The endoscope was coated in blood.
Chapter Three
Washington, D.C.
7:10 P.M.
“We cannot discuss this at the White House,” Deena Riverside whispered to the president’s brother, backing up her words with a glare.
“I’ll discuss it wherever I damn well please,” Dillon Armstrong answered. “Especially given the substantial amount of money I’m pouring into this deal.”
“Th
is could be dangerous for us. We have to keep it quiet.”
She glanced around the Blue Room, making sure no one was within earshot. The French Empire décor and sapphire blue furnishings sparkled with holiday adornment. Near the door to the South Portico, a string quartet played “Silent Night.” Dressed in cocktail attire, the other White House guests were absorbed in conversation.
“I promise, this will be worth it,” she said. “But you need to be patient.”
“Patient?” he snorted. “I didn’t become a billionaire by being patient.
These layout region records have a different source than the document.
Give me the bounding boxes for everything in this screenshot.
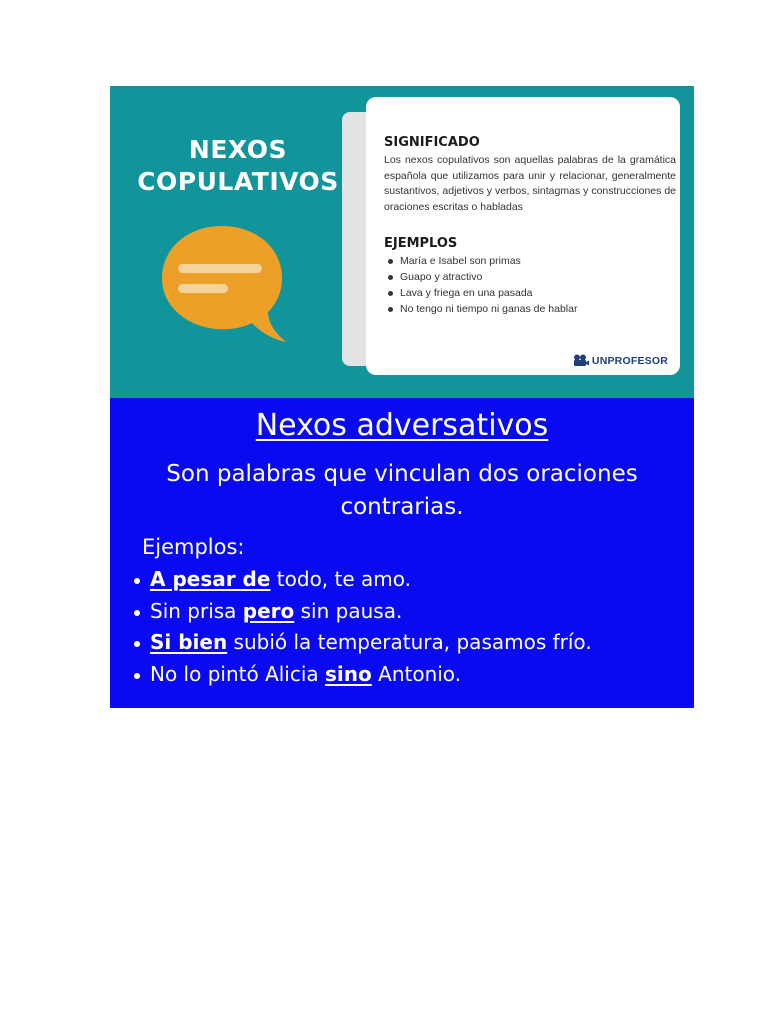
list-item: María e Isabel son primas (384, 253, 577, 269)
example-connector: sino (325, 661, 372, 686)
significado-heading: SIGNIFICADO (384, 135, 480, 150)
camera-icon (573, 354, 589, 367)
ejemplos-list (384, 253, 577, 317)
list-item (130, 659, 592, 691)
example-text: subió la temperatura, pasamos frío. (227, 630, 592, 654)
example-connector: pero (242, 598, 295, 623)
adversativos-section (110, 398, 694, 708)
copulativos-title (110, 134, 366, 198)
example-text: Antonio. (371, 661, 462, 686)
definition-card (366, 97, 680, 375)
examples-label: Ejemplos: (142, 535, 245, 559)
examples-list (130, 564, 592, 690)
list-item: Guapo y atractivo (384, 269, 577, 285)
list-item (130, 627, 592, 659)
brand-logo (573, 354, 668, 367)
example-text: No lo pintó Alicia (150, 661, 326, 686)
adversativos-title: Nexos adversativos (255, 408, 549, 443)
list-item: No tengo ni tiempo ni ganas de hablar (384, 301, 577, 317)
brand-name: UNPROFESOR (591, 354, 668, 367)
adversativos-description: Son palabras que vinculan dos oraciones contrarias. (166, 461, 638, 520)
example-text: todo, te amo. (270, 567, 412, 591)
list-item (130, 564, 592, 596)
title-line-2: COPULATIVOS (137, 167, 339, 196)
speech-bubble-icon (158, 222, 286, 342)
significado-text: Los nexos copulativos son aquellas palabras de la gramática española que utilizamos para unir y relacionar, generalmente sustantivos, adjetivos y verbos, sintagmas y construcciones de oraciones escritas o habladas (384, 154, 676, 213)
example-text: sin pausa. (294, 598, 403, 623)
title-line-1: NEXOS (188, 135, 288, 164)
list-item: Lava y friega en una pasada (384, 285, 577, 301)
ejemplos-heading: EJEMPLOS (384, 236, 458, 251)
list-item (130, 596, 592, 628)
example-connector: Si bien (150, 630, 228, 654)
example-connector: A pesar de (150, 567, 271, 591)
example-text: Sin prisa (150, 598, 243, 623)
copulativos-card (110, 86, 694, 398)
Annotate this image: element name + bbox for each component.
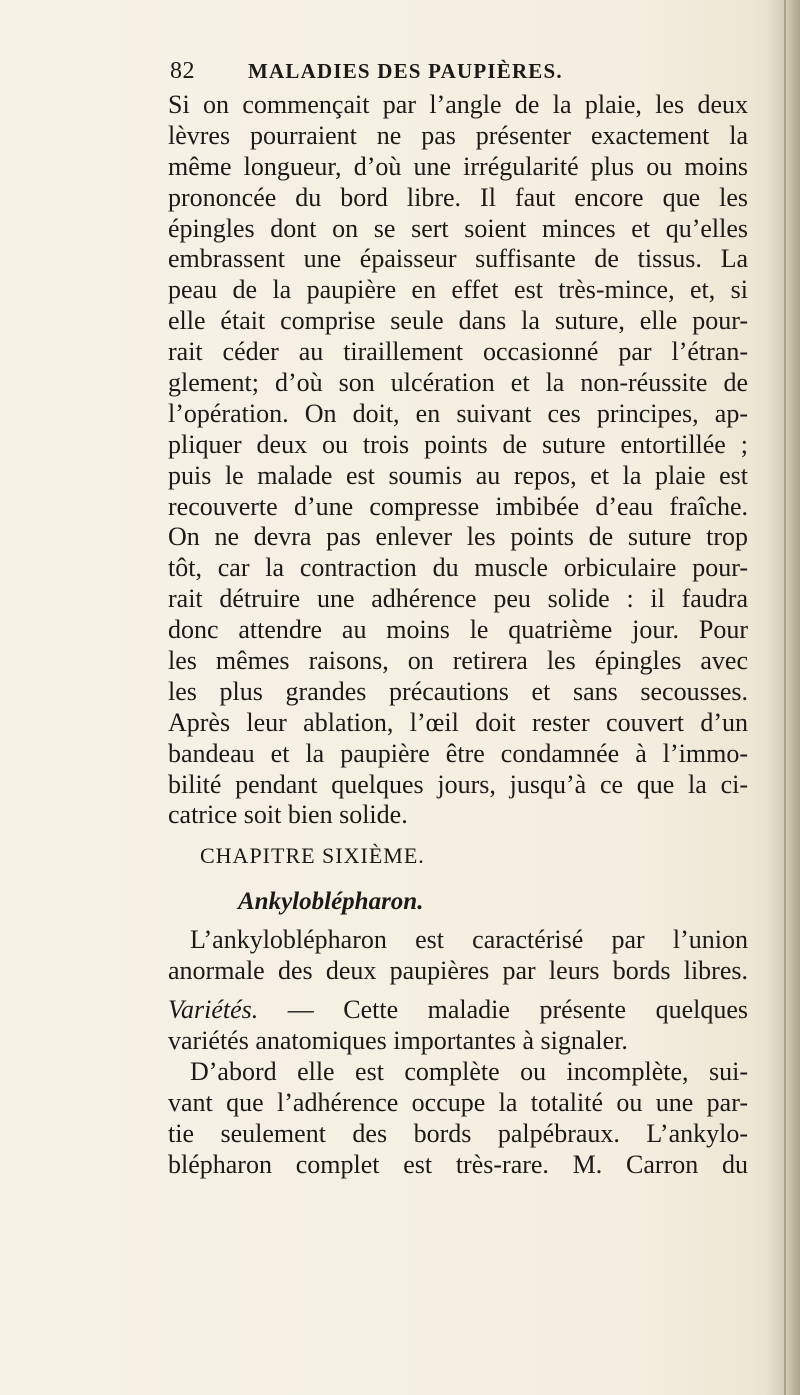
text-line: même longueur, d’où une irrégularité plus ou moins bbox=[168, 151, 748, 181]
section-title: Ankyloblépharon. bbox=[238, 888, 424, 916]
text-line: peau de la paupière en effet est très-mince, et, si bbox=[168, 275, 748, 305]
text-line: prononcée du bord libre. Il faut encore que les bbox=[168, 182, 748, 212]
page-edge-line bbox=[784, 0, 786, 1395]
running-title: MALADIES DES PAUPIÈRES. bbox=[248, 59, 563, 83]
text-line: D’abord elle est complète ou incomplète, sui- bbox=[190, 1056, 748, 1086]
text-line bbox=[168, 995, 748, 1026]
text-line: pliquer deux ou trois points de suture entortillée ; bbox=[168, 429, 748, 459]
text-line: rait détruire une adhérence peu solide : il faudra bbox=[168, 584, 748, 614]
text-line: bandeau et la paupière être condamnée à l’immo- bbox=[168, 738, 748, 768]
text-line: vant que l’adhérence occupe la totalité ou une par- bbox=[168, 1087, 748, 1117]
body-text bbox=[168, 90, 748, 1181]
text-line: tie seulement des bords palpébraux. L’ankylo- bbox=[168, 1118, 748, 1148]
text-line: lèvres pourraient ne pas présenter exactement la bbox=[168, 120, 748, 150]
text-line: elle était comprise seule dans la suture, elle pour- bbox=[168, 306, 748, 336]
text-line: donc attendre au moins le quatrième jour. Pour bbox=[168, 615, 748, 645]
text-line: Si on commençait par l’angle de la plaie, les deux bbox=[168, 90, 748, 119]
text-line: glement; d’où son ulcération et la non-réussite de bbox=[168, 368, 748, 398]
text-line: les plus grandes précautions et sans secousses. bbox=[168, 676, 748, 706]
text-line: épingles dont on se sert soient minces et qu’elles bbox=[168, 213, 748, 243]
text-line: bilité pendant quelques jours, jusqu’à ce que la ci- bbox=[168, 769, 748, 799]
text-line: L’ankyloblépharon est caractérisé par l’union bbox=[190, 925, 748, 955]
text-line: anormale des deux paupières par leurs bords libres. bbox=[168, 956, 748, 986]
text-line: puis le malade est soumis au repos, et la plaie est bbox=[168, 460, 748, 490]
text-line: Après leur ablation, l’œil doit rester couvert d’un bbox=[168, 707, 748, 737]
text-line: rait céder au tiraillement occasionné par l’étran- bbox=[168, 337, 748, 367]
page-edge-shadow bbox=[766, 0, 800, 1395]
text-line: On ne devra pas enlever les points de suture trop bbox=[168, 522, 748, 552]
text-line: embrassent une épaisseur suffisante de tissus. La bbox=[168, 244, 748, 274]
paragraph-gap bbox=[168, 987, 748, 995]
varietes-lead: Variétés. bbox=[168, 995, 259, 1025]
page-header bbox=[170, 58, 670, 88]
page-number: 82 bbox=[170, 58, 195, 84]
text-line: variétés anatomiques importantes à signaler. bbox=[168, 1026, 628, 1056]
text-line: tôt, car la contraction du muscle orbiculaire pour- bbox=[168, 553, 748, 583]
text-line: les mêmes raisons, on retirera les épingles avec bbox=[168, 646, 748, 676]
text-line: recouverte d’une compresse imbibée d’eau fraîche. bbox=[168, 491, 748, 521]
text-line: catrice soit bien solide. bbox=[168, 800, 408, 830]
text-line: blépharon complet est très-rare. M. Carron du bbox=[168, 1149, 748, 1179]
text-line: l’opération. On doit, en suivant ces principes, ap- bbox=[168, 398, 748, 428]
chapter-heading: CHAPITRE SIXIÈME. bbox=[200, 843, 425, 869]
varietes-rest: — Cette maladie présente quelques bbox=[258, 995, 748, 1025]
You know what really bothers me, Deena? We don’t have any guarantees that Pantera can deliver.”
“It’s a complicated process,” she assured. “Trust me, it will pay off.”
“It better.” He checked his cell. “I need to take this call. When I get back, I want hard details.”
Dillon Armstrong stormed across the Blue Room, heading for the Cross Hall. Dressed in a black suit, he looked like a shorter, younger version of the president. Deena had never enjoyed an easy relationship with the man. More than anyone else, he controlled her corporate fate. The pressure was on. If she didn’t close this deal, she could be fired from her chief-executive-officer position.
President Alexander Armstrong watched the dark-haired child from across the Blue Room. At least half of his fifty guests attending the Christmas Eve party were household names. Didn’t matter. He focused his attention on the little girl in the center of the room.
Four-year-old Andrea Starr dropped her head back, staring at a crystalline angel dangling from the eighteenfoot Christmas tree. Her small mouth lowered in awe as she pivoted on her leg brace for a better look. Her father, Isaac Starr, was the vice president of the United States. Although Armstrong and Starr had once been political rivals, they had settled their differences before coming to the White House. Armstrong had been with the Starr family on the day Andrea was diagnosed with spastic cerebral palsy.